The force on a charged particle in electric field \(\vec{E}\) and magentic field \(\vec{B}\) is given by
\begin{equation}\Label{EQ01} \vec{F} = q (\vec{E} + \vec{v}\times \vec{B}) \end{equation}
where \(q\) is the electric charge of of the charged particle. This expression \eqRef{EQ01} is known as Lorentz force. The equation of motion of the particle under influence of electric and magnetic field is given by
\begin{equation}\Label{EQ02} m \ddot{\vec{r}} = q (\vec{E} + \vec{v}\times \vec{B}) \end{equation}
Vector and Scalar Potentials
We now ask what is the Lagrangian for the charged particle so that the Euler Lagrange equations imply the above equation of motion. The Lagrangian cannot be written in terms of the fields \( \vec{E},\vec{B}\). We need to introduce the vector and scalar potentials \(\vec{A}, \phi\). Recall that the vector and scalar potentials are related to the fields by
\begin{equation}\label{EQ03} \vec{E} = - \nabla \phi - \pp[\vec{A}]{t}, \quad \vec{B} = \nabla \times \vec{A}. \end{equation}
\subsubsection{Lagrangian for a charged particle} In terms of the scalar and vector potentials the Lagrangian for a charged particle is give by
\begin{equation}\label{EQ04} L =\frac{1}{2} m \dot{\vec{x}}^{\,2} + q \dot{\vec{r}}\cdot\vec{A}(\vec{x},t) - q\phi(\vec{x},t) \end{equation}
How do we arrive at this Lagrangian? There will be several approaches.

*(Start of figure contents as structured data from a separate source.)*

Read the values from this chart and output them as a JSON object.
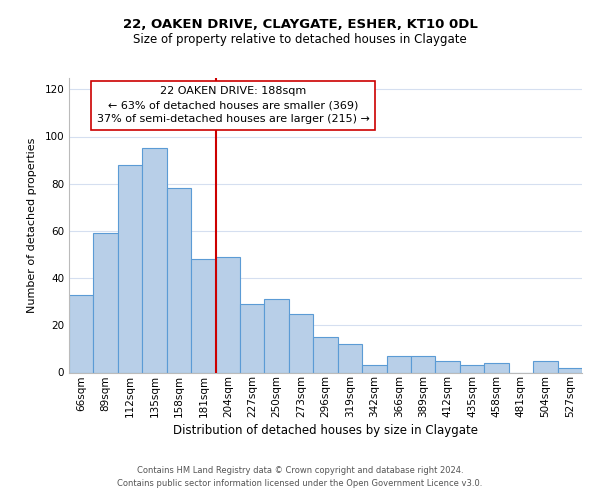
{
  "title": "22, OAKEN DRIVE, CLAYGATE, ESHER, KT10 0DL",
  "subtitle": "Size of property relative to detached houses in Claygate",
  "xlabel": "Distribution of detached houses by size in Claygate",
  "ylabel": "Number of detached properties",
  "bar_labels": [
    "66sqm",
    "89sqm",
    "112sqm",
    "135sqm",
    "158sqm",
    "181sqm",
    "204sqm",
    "227sqm",
    "250sqm",
    "273sqm",
    "296sqm",
    "319sqm",
    "342sqm",
    "366sqm",
    "389sqm",
    "412sqm",
    "435sqm",
    "458sqm",
    "481sqm",
    "504sqm",
    "527sqm"
  ],
  "bar_values": [
    33,
    59,
    88,
    95,
    78,
    48,
    49,
    29,
    31,
    25,
    15,
    12,
    3,
    7,
    7,
    5,
    3,
    4,
    0,
    5,
    2
  ],
  "bar_color": "#b8cfe8",
  "bar_edge_color": "#5b9bd5",
  "vline_color": "#cc0000",
  "vline_x_idx": 5,
  "annotation_text": "22 OAKEN DRIVE: 188sqm\n← 63% of detached houses are smaller (369)\n37% of semi-detached houses are larger (215) →",
  "annotation_box_color": "#ffffff",
  "annotation_box_edge_color": "#cc0000",
  "ylim": [
    0,
    125
  ],
  "yticks": [
    0,
    20,
    40,
    60,
    80,
    100,
    120
  ],
  "footer_line1": "Contains HM Land Registry data © Crown copyright and database right 2024.",
  "footer_line2": "Contains public sector information licensed under the Open Government Licence v3.0.",
  "background_color": "#ffffff",
  "grid_color": "#d5dff0",
  "title_fontsize": 9.5,
  "subtitle_fontsize": 8.5,
  "xlabel_fontsize": 8.5,
  "ylabel_fontsize": 8.0,
  "tick_fontsize": 7.5,
  "footer_fontsize": 6.0,
  "annot_fontsize": 8.0
}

- Start with d' Alembert's principle and follow the steps used to derive Euler Lagrange equations of motion.
- Note that the generalized potential \(U(\vec{r},t)\) \begin{equation} U(\vec{x},t) = - q\dot{\vec{x}}\cdot\vec{A}(\vec{x},t) + q\phi(\vec{x},t) \end{equation} gives rise to correct expression for force by means of the equation \begin{equation} F_k = \dd{t}\Big(\dd[U]{\dot{x}_k}\Big) - \pp[U]{x_k}. \end{equation}
We leave it as an exercise for reader to verify that Lagrangian in \eqref{EQ04} gives correct equations of motion \eqref{EQ02}.
Gauge Invariance
It is well known that the electric and magnetic fields do not determine the potentials uniquely. Two sets of different potentials \(\vec{A}, \vec{\phi}\) and \(\vec{A}^\prime, \vec{\phi}^\prime\) give rise to the same fields and hence same EOM if they are related by a gauge transformation
\begin{eqnarray}
\vec{A}^\prime(\vec{x},t) &=& \vec{A}(\vec{x},t) + \nabla
\Lambda(\vec{x},t),\\
\phi^\prime(\vec{x},t) &=& \vec{\phi}(\vec{x},t) - \pp[\Lambda(\vec{x},t)]{t}.
\end{eqnarray}
If we write Lagrangians \(L\) and \(L^\prime\) using the two sets of potentials related as above, the two Lgarangians should give the same Euler Lagrange equations of motion. We will now prove this by showing that \(L\) and \(L^\prime\) differ by a total time derivative.
Let us consider \(L^\prime\)
\begin{eqnarray}
L &=& \frac{1}{2} m \dot{\vec{x}}^{\,2} +
q \dot{\vec{r}}\cdot\vec{A}^\prime(\vec{x},t) -
q\phi^\prime(\vec{x},t)\\
&=& \frac{1}{2} m \dot{\vec{x}}^{\,2} +
q \dot{\vec{r}}\cdot\Big(\vec{A}(\vec{x},t) +\nabla \Lambda \Big) -
q\Big(\phi(\vec{x},t) - \pp[\Lambda]{t}\Big)\\
&=& L + \sum_k q \,\dot{x}_k\cdot \pp{x_k}\Lambda(\vec{x},t) + q
\pp[\Lambda(\vec{x},t)]{t} \\
&=& L + \dd[\Lambda(x_k,t)]{t}
\end{eqnarray}
This completes the proof that the Lagrangians \(L^\prime\) and \(L\) differ by a total time derivative. Therefore they will give rise to the same equations of motion.